Training with Mixed-Precision Floating-Point Assignments

TL;DR

This paper introduces a technique for assigning mixed-precision levels to tensors during neural network training, reducing memory usage while maintaining or improving accuracy compared to prior low-precision methods.

Contribution

It presents a novel method for generating precision assignments that optimize memory-accuracy tradeoffs in CNN training, outperforming existing approaches.

Findings

Typically achieves > 2x memory reduction

Maintains training accuracy with reduced precision

Avoids divergence issues seen in other baselines

Abstract

When training deep neural networks, keeping all tensors in high precision (e.g., 32-bit or even 16-bit floats) is often wasteful. However, keeping all tensors in low precision (e.g., 8-bit floats) can lead to unacceptable accuracy loss.
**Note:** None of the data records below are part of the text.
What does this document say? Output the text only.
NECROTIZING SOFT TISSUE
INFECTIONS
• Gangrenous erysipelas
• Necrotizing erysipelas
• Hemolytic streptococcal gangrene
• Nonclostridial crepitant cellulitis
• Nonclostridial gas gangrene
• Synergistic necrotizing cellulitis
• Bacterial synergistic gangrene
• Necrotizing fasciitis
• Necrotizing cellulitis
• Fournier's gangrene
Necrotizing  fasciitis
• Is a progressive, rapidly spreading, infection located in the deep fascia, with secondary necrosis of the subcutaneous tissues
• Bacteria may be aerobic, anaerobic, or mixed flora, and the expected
Hence, it is important to use a precision assignment -- a mapping from all tensors (arising in training) to precision levels (high or low) -- that keeps most of the tensors in low precision and leads to sufficiently accurate models. We provide a technique that explores this memory-accuracy tradeoff by generating precision assignments for convolutional neural networks that (i) use less memory and (ii) lead to more accurate convolutional networks at the same time, compared to the precision assignments considered by prior work in low-precision floating-point training. We evaluate our technique on image classification tasks by training convolutional networks on CIFAR-10, CIFAR-100, and ImageNet. Our method typically provides > 2x memory reduction over a baseline precision assignment while preserving training accuracy, and gives further reductions by trading off accuracy. Compared to other baselines which sometimes cause training to diverge, our method provides similar or better memory reduction while avoiding divergence.